MIPS (also known as Stanford MIPS to disambiguate it from later architectures), an acronym for Microprocessor without Interlocked Pipeline Stages, was a research project conducted by John L. Hennessy at Stanford University between 1981 and 1984. MIPS investigated a type of instruction set architecture (ISA) now called reduced instruction set computer (RISC), its implementation as a microprocessor with very large scale integration (VLSI) semiconductor technology, and the effective exploitation of RISC architectures with optimizing compilers. MIPS, together with the IBM 801 and Berkeley RISC, were the three research projects that pioneered and popularized RISC technology in the mid-1980s. In recognition of the impact MIPS made on computing, Hennessy was awarded the IEEE John von Neumann Medal in 2000 by the Institute of Electrical and Electronics Engineers (IEEE) (shared with David A. Patterson), the Eckert–Mauchly Award in 2001 by the Association for Computing Machinery, the Seymour Cray Computer Engineering Award in 2001 by the IEEE Computer Society, and, again with David Patterson, the Turing Award in 2017 by the ACM.

The project was initiated in 1981 in response to reports of similar projects at IBM (the 801) and the University of California, Berkeley (the RISC). Hennessy and his graduate students carried out the MIPS project until its conclusion in 1984, with Hennessy founding MIPS Computer Systems in the same year to commercialize the technology that his group had developed. In 1985, MIPS Computer Systems announced a new ISA, also called MIPS, and its first implementation, the R2000 microprocessor. The commercial MIPS ISA and its implementations saw widespread use, appearing in embedded computers, personal computers, workstations, servers, and supercomputers. In 2021, the current owner of the MIPS architecture, MIPS Technologies, ceased development of that architecture in favor of RISC-V. In the late 1980s, Hennessy conducted a follow-up project called MIPS-X at Stanford.

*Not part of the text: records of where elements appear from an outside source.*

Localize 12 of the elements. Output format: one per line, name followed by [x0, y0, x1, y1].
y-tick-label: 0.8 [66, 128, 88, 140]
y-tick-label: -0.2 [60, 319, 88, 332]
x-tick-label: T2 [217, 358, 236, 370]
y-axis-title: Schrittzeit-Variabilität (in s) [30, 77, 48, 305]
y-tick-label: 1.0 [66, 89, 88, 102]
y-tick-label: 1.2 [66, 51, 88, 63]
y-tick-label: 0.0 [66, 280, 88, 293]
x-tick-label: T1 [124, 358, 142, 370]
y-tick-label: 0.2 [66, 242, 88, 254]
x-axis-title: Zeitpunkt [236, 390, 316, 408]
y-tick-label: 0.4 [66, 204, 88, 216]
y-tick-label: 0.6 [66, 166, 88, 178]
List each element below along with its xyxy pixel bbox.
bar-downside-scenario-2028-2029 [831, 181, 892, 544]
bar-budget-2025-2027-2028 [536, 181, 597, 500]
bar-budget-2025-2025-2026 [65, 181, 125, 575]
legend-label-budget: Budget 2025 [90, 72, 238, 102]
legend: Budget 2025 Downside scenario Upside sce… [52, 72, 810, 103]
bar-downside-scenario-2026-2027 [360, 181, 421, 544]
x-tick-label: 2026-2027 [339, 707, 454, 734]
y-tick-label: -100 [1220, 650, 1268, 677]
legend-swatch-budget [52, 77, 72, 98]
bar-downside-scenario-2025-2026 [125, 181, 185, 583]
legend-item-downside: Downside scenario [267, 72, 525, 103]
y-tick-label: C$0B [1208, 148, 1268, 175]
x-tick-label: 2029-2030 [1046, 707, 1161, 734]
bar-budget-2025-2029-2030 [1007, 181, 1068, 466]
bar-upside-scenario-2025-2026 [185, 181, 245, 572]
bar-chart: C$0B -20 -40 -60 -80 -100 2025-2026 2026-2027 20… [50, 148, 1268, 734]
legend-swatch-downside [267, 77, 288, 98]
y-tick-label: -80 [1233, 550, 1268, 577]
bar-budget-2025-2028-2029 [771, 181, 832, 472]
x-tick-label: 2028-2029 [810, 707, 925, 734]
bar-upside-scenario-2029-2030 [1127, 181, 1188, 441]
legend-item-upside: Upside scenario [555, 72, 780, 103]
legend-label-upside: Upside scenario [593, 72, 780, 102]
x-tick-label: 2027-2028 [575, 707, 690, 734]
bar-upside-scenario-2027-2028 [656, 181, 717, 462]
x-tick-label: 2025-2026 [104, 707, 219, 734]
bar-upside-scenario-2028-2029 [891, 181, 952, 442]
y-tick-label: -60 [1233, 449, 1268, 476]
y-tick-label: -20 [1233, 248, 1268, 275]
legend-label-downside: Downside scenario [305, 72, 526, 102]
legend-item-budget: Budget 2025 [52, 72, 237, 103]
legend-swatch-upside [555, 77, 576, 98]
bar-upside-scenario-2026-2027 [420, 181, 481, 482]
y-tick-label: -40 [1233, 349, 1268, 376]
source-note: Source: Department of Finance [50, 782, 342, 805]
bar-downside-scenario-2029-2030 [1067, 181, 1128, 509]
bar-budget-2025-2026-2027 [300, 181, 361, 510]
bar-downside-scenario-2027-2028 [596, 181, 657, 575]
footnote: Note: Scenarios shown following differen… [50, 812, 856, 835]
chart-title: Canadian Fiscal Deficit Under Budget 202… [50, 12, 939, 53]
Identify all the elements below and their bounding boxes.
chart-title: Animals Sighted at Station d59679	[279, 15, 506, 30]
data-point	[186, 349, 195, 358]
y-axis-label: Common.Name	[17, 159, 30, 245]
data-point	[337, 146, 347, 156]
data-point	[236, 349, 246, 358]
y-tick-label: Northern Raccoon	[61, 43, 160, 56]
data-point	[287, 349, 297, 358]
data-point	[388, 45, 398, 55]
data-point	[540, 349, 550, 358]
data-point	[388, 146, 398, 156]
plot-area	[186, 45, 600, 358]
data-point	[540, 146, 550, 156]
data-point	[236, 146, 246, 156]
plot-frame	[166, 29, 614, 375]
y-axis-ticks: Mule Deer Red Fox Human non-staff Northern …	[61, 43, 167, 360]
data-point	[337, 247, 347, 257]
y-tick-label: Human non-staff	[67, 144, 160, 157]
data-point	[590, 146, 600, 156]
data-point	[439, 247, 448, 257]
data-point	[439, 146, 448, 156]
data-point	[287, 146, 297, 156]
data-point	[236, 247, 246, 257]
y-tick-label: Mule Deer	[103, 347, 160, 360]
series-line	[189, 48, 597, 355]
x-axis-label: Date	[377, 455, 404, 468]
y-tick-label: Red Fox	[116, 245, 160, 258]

As a 32-bit architecture, MIPS supported 32-bit addressing and data operations. It was a load/store architecture—all references to memory used load and store instructions that copied data between the main memory and 32 general-purpose registers (GPRs), which other instructions such as integer arithmetic could then use as their operands. It possessed a basic instruction set consisting of instructions for control flow, integer arithmetic, and logical operations. All instructions were 32 bits long. To minimize pipeline stalls, all instructions except for loads and stores had to be executed in one clock cycle. There were no instructions for integer multiplication or division, or operations for floating-point numbers. The architecture exposed all hazards caused by the five-stage pipeline using delay slots. The compiler scheduled instructions to avoid hazards that might result in incorrect computation, while simultaneously ensuring that the generated code minimized execution time. The decision to expose all hazards was motivated by the desire to maximize performance by minimizing critical paths, which interlock circuits lengthened. The MIPS microprocessor was implemented in NMOS logic.